As inevitable as the winter snowstorm and the summer tornado, Missouri's (political) hunting season has arrived. Its official start began the moment following the final day of candidate filing, thereby ending any foolish hope that somehow Missourians might be spared the consequences of scores of wild-eyed trigger-happy men and women running up and down the state looking for innocent prey. Fat chance!
Let's face it, fellow prey, we are in for it, from now until that far distant Tuesday in November when we will, for the first time in months, feel free at last. Not until then, not until the hunters decide they have no further need for our aid, comfort, solace, admiration and pocketbooks, will we be able to return to a normal life in a safe environment.
With the hunting licenses already issued, we at least know who will be tracking our whereabouts for the next eight months. The hunters will be the candidates for president, vice president, governor, lieutenant governor, secretary of state, state treasurer, attorney general, congress, state legislature, county commission, county clerk, sheriff, county treasurer, county assessor and other assorted jobs in 114 counties.
Even though our numbers now reach 5,300,000, we really don't have much chance of escaping the small herd of men and women who, even as you read this, are preparing their hunting plans and honing their skills as they seek to capture, if Bob Dole doesn't object to my using his phrase, the heart and soul of the Missouri voter.
The prospects for this 1996 hunting season, according to most of the so-called experts, are not particularly promising. For one thing, most of this year's prey can still recall the disastrous season in 1992, when the hunters literally took over both the nation and the state, running willy-nilly up hill and dale, while engaging in running shooting contests at each other. The crossfire was so helter-skelter that literally no one was safe, and the list of wounded was a national disgrace.

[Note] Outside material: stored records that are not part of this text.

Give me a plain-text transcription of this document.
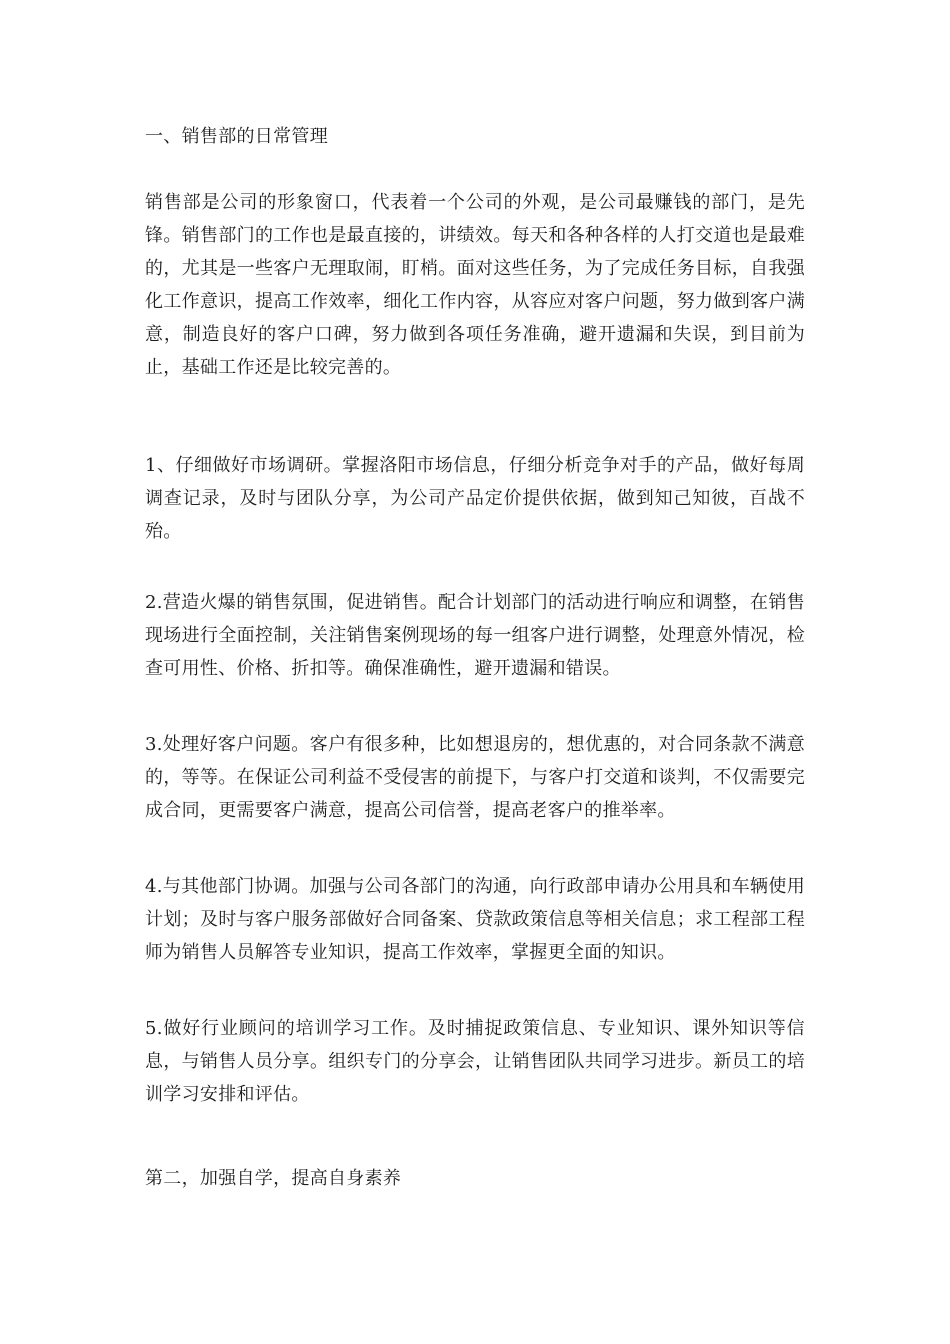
一、销售部的日常管理
销售部是公司的形象窗口，代表着一个公司的外观，是公司最赚钱的部门，是先锋。销售部门的工作也是最直接的，讲绩效。每天和各种各样的人打交道也是最难的，尤其是一些客户无理取闹，盯梢。面对这些任务，为了完成任务目标，自我强化工作意识，提高工作效率，细化工作内容，从容应对客户问题，努力做到客户满意，制造良好的客户口碑，努力做到各项任务准确，避开遗漏和失误，到目前为止，基础工作还是比较完善的。
1、仔细做好市场调研。掌握洛阳市场信息，仔细分析竞争对手的产品，做好每周调查记录，及时与团队分享，为公司产品定价提供依据，做到知己知彼，百战不殆。
2.营造火爆的销售氛围，促进销售。配合计划部门的活动进行响应和调整，在销售现场进行全面控制，关注销售案例现场的每一组客户进行调整，处理意外情况，检查可用性、价格、折扣等。确保准确性，避开遗漏和错误。
3.处理好客户问题。客户有很多种，比如想退房的，想优惠的，对合同条款不满意的，等等。在保证公司利益不受侵害的前提下，与客户打交道和谈判，不仅需要完成合同，更需要客户满意，提高公司信誉，提高老客户的推举率。
4.与其他部门协调。加强与公司各部门的沟通，向行政部申请办公用具和车辆使用计划；及时与客户服务部做好合同备案、贷款政策信息等相关信息；求工程部工程师为销售人员解答专业知识，提高工作效率，掌握更全面的知识。
5.做好行业顾问的培训学习工作。及时捕捉政策信息、专业知识、课外知识等信息，与销售人员分享。组织专门的分享会，让销售团队共同学习进步。新员工的培训学习安排和评估。
第二，加强自学，提高自身素养
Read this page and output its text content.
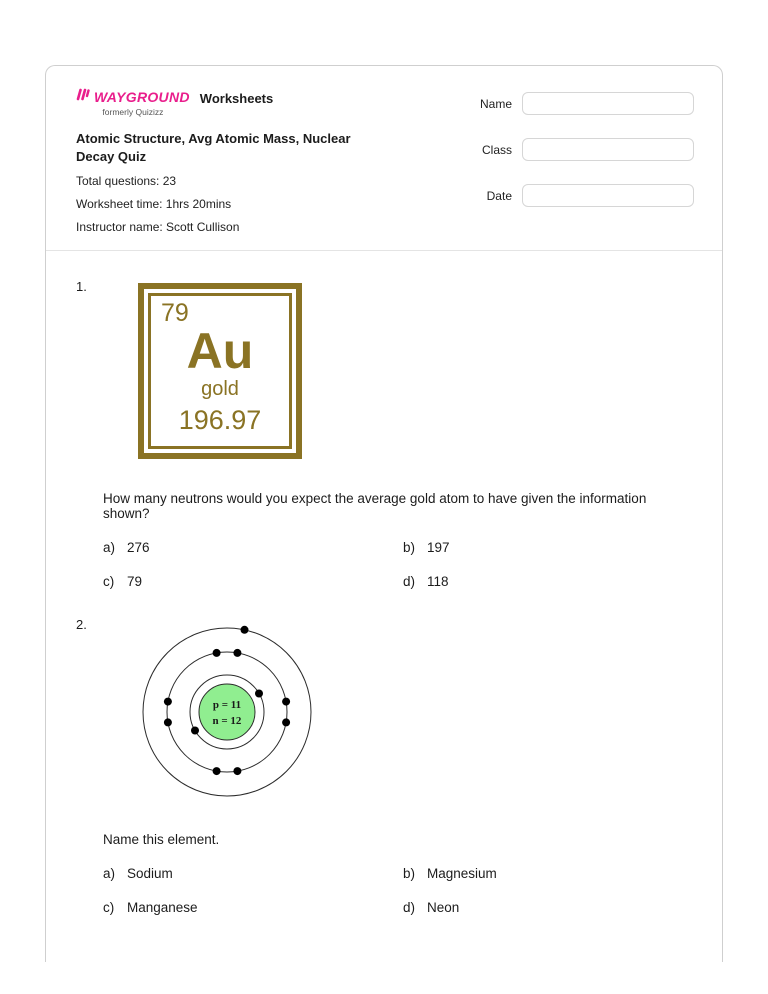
WAYGROUND
formerly Quizizz
Worksheets
Atomic Structure, Avg Atomic Mass, Nuclear Decay Quiz
Total questions: 23
Worksheet time: 1hrs 20mins
Instructor name: Scott Cullison
Name
Class
Date
1.
79
Au
gold
196.97
How many neutrons would you expect the average gold atom to have given the information shown?
a) 276	b) 197
c) 79	d) 118
2.
p = 11
n = 12
Name this element.
a) Sodium	b) Magnesium
c) Manganese	d) Neon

Four years ago one only had to turn on the television to see hunters taking wild potshots at their fellow nimrods, without the slightest regard for even the most basic safety precautions. At the national level, Democrats were shooting in all directions in order to bag a Quayle, while the Republicans zeroed in on the Arkansas Bull Moose, found principally in the White River region.
In Missouri, those of us who survived will never forget the Carniverous Carnahan Canary and the desperate cries of the once high-flying Wounded Willie Webster. Gone but certainly not forgotten was the excitement over the discovery of the Mauve Maiden Moriarty. These are images that still haunt us as we seek refuge in 1996 from the bows and arrows, bullets and heavy artillery of a new crop of hunters, with the cry of the hunt nearly bursting their lungs.
To lure us, the hunters will, no doubt, seek to reassure each and every one that only they will protect us from the unskilled, the quick of trigger, the overly eager who are certain to do us in even if they don't mean to. Each will promise that his or her experience will assure us of safety through this hunting season and well into the next one. Each will promise that if we will only trust the hunter, we will grow and prosper and live to a ripe old age, with our winter supplies still intact and our lives made even more enjoyable.
The hunters' assurances are undeniably luring, even as they seek to inject fear of the other hunters, all of whom are charged with being better financed and possessing far more weapons than are necessary. Those who claim they are experienced would have us forget the dangers we have faced in past seasons from their very weapons, while those who are least experienced will seek to convince us that the most accurate hunter is the who has never hunted nor fired a single shot.
The rules of survival by those at the end of a hunter's barrel are precious few. The most adept prey are those who stay as far out of sight as possible. The name of the survival game is to remain inconspicuous, anonymous and, if possible, invisible. The hunter can't get you in his scope if he can't see you. But only the foolish believe this ruse will guarantee safety. Hunters have a hundred different ways of stalking you, even if they have to address your mail as "Boxholder."
Experienced Missourians make a habit of avoiding television as much as possible during the hunting season.
There is a very good reason for this. Seeking to lure the innocent and the gullible, hunters will bombard anyone within range with messages of reasonableness and reassurance. These messages will empathize with the prey's concerns and worries, assuring one and all that the hunter is just like the prey: worried about the future, concerned over the prey's safety and nervous about the cost of the hunter's huge supplies and equipment.
Those who have survived more than a few seasons will quickly recall that even though the hunters seek to associate with the prey, when the time for hunting has passed the prey is still left with the problems he had before while the hunter has retired to his own haunts and is nowhere to be found. Even those who bag the limit and are accorded homage for their prowess seek out other fellow hunters, leaving the prey to fend for themselves until the next season of promises rolls around.
No one expects this season to be any different than those of the past or those to come. The hunter has too much to gain if he or she bags the limit, while the prey are still an endangered species regardless of the moment. The season now upon us promises to be as long, tiresome and troubling as those in the past, leaving the prey to wonder when the promised protection will become reality and when, if ever, the unprotected victims will be saved from the hunters' onslaught.
For when the lambs lie down with the wolves, guess who is planning to serve mutton!
~Jack Stapleton of Kennett is the editor of the Missouri News and Editorial Service.